Except when it’s not. As a male, I didn’t need contraception and maternity coverage, but now I am paying for it. It doesn’t make my plan better.
And there are unfortunate women who have to pay for your vasectomy or prostate care.
It all evens out.
And what privacy are the privacy requirements ESPN is covered by? What foreign governments launch regular sophisticated attacks on ESPN? What is the worst case scenario if your bracket choices are made public?
Really? It all evens out exactly? That’ astonishing!! It’s… unbelievable.
Look, if you want to make the case that more people are better off with Obamacare, that is one thing.

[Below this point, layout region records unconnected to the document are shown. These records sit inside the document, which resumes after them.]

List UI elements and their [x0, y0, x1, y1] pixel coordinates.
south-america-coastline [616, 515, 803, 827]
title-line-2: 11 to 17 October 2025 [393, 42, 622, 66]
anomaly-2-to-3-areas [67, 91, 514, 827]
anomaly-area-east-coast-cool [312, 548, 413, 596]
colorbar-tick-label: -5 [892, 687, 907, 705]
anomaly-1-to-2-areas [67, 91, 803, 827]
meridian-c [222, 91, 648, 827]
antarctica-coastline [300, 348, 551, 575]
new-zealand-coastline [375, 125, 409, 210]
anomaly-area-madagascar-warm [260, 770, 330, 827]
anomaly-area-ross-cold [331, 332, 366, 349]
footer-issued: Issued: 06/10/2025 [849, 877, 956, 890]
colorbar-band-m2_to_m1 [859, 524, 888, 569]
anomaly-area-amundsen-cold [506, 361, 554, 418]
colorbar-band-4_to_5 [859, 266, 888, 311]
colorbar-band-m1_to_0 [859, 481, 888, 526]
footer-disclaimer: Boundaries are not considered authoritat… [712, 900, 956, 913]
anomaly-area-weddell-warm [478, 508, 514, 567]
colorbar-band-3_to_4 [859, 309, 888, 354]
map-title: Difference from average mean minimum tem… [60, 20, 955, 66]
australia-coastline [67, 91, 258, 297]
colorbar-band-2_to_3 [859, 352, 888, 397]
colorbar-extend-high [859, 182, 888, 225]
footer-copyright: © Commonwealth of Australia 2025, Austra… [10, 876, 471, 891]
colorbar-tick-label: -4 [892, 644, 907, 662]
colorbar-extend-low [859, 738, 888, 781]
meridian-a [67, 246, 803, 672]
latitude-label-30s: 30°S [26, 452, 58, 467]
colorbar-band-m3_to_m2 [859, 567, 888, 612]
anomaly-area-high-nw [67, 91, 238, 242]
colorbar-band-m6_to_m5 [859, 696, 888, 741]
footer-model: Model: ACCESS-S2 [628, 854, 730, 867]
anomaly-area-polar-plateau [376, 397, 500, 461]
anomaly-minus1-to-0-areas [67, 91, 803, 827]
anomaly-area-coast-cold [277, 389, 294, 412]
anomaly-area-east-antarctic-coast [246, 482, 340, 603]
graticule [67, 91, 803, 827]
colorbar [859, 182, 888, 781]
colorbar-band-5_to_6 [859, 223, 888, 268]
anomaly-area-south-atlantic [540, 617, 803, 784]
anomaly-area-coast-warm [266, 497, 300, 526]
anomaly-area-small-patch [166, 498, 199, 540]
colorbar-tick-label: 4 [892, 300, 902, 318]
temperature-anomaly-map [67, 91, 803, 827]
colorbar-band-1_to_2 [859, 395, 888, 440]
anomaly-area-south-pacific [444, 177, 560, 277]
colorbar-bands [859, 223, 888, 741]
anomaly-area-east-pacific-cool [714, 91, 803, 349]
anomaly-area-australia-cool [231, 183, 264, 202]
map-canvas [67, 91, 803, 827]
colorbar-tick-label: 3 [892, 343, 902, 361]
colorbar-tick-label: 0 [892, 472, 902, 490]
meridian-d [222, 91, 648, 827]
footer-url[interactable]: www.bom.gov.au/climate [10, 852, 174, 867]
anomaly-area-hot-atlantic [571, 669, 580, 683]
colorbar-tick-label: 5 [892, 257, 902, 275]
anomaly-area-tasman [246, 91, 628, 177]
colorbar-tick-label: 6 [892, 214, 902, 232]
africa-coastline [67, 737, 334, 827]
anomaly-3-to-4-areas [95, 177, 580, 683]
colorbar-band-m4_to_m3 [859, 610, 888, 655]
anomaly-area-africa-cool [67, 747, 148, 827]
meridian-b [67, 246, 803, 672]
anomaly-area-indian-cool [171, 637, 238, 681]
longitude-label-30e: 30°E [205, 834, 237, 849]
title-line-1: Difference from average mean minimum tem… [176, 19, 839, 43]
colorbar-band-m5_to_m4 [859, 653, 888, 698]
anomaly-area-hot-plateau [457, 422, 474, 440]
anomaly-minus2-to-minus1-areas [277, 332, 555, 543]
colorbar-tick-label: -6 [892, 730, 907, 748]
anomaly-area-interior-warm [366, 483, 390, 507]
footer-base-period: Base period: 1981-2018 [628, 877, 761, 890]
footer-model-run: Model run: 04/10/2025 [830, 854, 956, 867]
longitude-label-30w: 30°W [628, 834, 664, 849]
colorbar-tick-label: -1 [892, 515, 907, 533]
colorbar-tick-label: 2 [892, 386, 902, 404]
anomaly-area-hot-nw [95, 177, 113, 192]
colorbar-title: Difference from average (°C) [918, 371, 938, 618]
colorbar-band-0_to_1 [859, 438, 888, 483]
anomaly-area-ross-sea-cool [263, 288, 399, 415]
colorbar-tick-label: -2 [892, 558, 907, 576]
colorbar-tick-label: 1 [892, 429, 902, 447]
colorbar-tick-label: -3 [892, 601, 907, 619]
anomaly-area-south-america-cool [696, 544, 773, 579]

But to claim that every single person is better off… well, you’re going to have to prove that, and I think it’s an impossible thing to do.
There was a range of estimates so I posted the lower one. This cite links the CBO revised estimate.
I’m not talking about what is fair, right, or good (although I would dispute that paying for maternity care is somehow equal to a one time vasectomy or prostate issues) I am taking issue with the repeated assertion that these ten mandatory items are simply consumer protection and therefore make each and every individual’s policy “better.”
It’s really indisputable that many of those ten items are things that people don’t want or need, and therefore a forced inclusion of them don’t make the policies better.
For example, if a new law made it mandatory for home owners insurance policies to cover flood damage, and forced each policy holder to pay a pro rata share of the increased costs, nobody that lives in the Nevada desert would think that their policies are now “better.” Of course those that live in flood plains along the Mississippi river are happy, but that’s only because the next guy is shouldering part of what they rightfully should be paying for on their own.
As a male, I am not going to be giving birth. It is absurd to price an insurance policy against my health as having a possibility that I could give birth.